Loathe, la haine, thématique séculaire, mais terriblement d’actualité, pour un second LP (après le plutôt standard None Above / None Equal, mais déjà révélateur de qualités très personnelles) qui en balise bien les contours rageurs de ses pistes sans compromis. Signé sur un label allemand, le quintette parisien (Hadrien - chant, Kevin - basse, Nicolas - batterie, Al & JP - guitares) passe donc la vitesse supérieure, et nous offre une démonstration de style en déflagration majeure, reprenant à son compte les us et coutume du Beatdown pour les confronter à quelques théories métalliques bombastic, frisant parfois le Death/Grind le plus absolu pour soudainement nous terrasser d’un riff gigantesque et velu. Certes, le tout n’est pas encore du niveau d’une acmé de brutalité, mais le chemin parcouru est notable, et le public risque de se fédérer autour de cette concentration de ressenti et de rancœur qui évite justement tous les pièges de l’énervement facile et évitable avec un peu de jugeote.

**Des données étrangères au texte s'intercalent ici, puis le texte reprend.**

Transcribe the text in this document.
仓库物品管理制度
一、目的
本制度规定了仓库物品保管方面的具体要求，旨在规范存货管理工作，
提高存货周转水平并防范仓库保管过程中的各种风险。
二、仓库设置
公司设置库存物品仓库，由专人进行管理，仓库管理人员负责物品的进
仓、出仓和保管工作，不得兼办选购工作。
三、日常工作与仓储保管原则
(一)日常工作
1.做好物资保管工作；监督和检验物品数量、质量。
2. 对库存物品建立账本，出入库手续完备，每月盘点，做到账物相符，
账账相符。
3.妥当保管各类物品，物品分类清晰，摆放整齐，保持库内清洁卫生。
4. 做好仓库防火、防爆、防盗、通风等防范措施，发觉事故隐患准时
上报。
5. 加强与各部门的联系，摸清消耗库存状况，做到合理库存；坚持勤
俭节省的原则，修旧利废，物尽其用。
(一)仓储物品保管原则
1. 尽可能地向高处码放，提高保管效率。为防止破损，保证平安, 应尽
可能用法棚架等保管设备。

En à peine dix morceaux pour moins d’une demi-heure, les frenchies font plus ou moins le tour de la question, et se permettent même quelques citations patrimoniales en insérant quelques clins d’œil, dont ce sample de « La Bohème » de Charles Aznavour en final du terrifiant « Delusion ». N’évitant pas forcément quelques poncifs, mais sans se laisser handicaper par un formalisme de ton, les WOLFPACK avec Loathe brossent un tableau des outcasts contemporains qui peinent à se retrouver dans une société qui n’a de cesse de mettre au ban tous les gens différents, sous couvert d’un discours politiquement correct de surface. Ici, le politiquement correct n’a pas sa place, mais pour autant, la colère est sincère, et non un simple hurlement vain ne trouvant aucun écho dans le silence ambiant.

Entre des accélérations soudaines et des aplatissements en règle, le quintette trouve une belle moyenne de brutalité, et offre à son second LP une variété qui fait plaisir à entendre, mais qui fait aussi très mal aux oreilles. Pas question de concession, mais plutôt de concision, et c’est sans doute pour cette raison que des intermèdes comme « Interlude » ne paraissent absolument pas hors-contexte, mais s’inscrivant au contraire dans une démarche logique de séduction par la franchise. On trouve même de ci de là quelques éléments rappelant le passé d’un Metal vraiment énervé, lorsque les accords acides de « Pessimist » nous rappellent le SEPULTURA le plus profond, avant qu’un lourd mid tempo ne nous ramène à la raison d’un Hardcore de saison. Il faut dire qu’en choisissant d’ouvrir son album par une déclaration d’intention aussi véhémente que « Oblomov », les WOLFPACK ont mis tous les atouts de leur côté, en étalant leurs qualités sans honte. Fierté de jouer un Beatdown qui n’en est pas que, mais qui tire aussi sur le cruel de chez brutal, blasts incendiaires compris, et qui voit un petit peu plus loin que le bout de son accordeur bloqué sur un la grave. Certes, l’ambiance générale n’est pas favorable aux fréquences médiums, mais ici, les ténèbres ne sont pas qu’un simple paravent à un manque de créativité, mais bien la conséquence d’une attitude frondeuse, qui ose des riffs vraiment accrocheurs exploitant la froideur pour mettre en musique un sentiment de rejet générique totalement compréhensible. On a même parfois l’impression que le quintette cherche à s’extirper de sa condition, lorsqu’il privilégie une optique de déraison, sur le monstrueux « Les Fleurs du Mal », que le pauvre Baudelaire aurait sans doute du mal à reconnaître. Mais la virulence n’empêche pas un soupçon de poésie de rue concrète, et ce morceau offre le visage le plus joliment repoussant du groupe, grimaçant sa haine pour la restituer au centuple, et nous offrir sur un plateau de sang l’un des morceaux les plus puissants actuellement.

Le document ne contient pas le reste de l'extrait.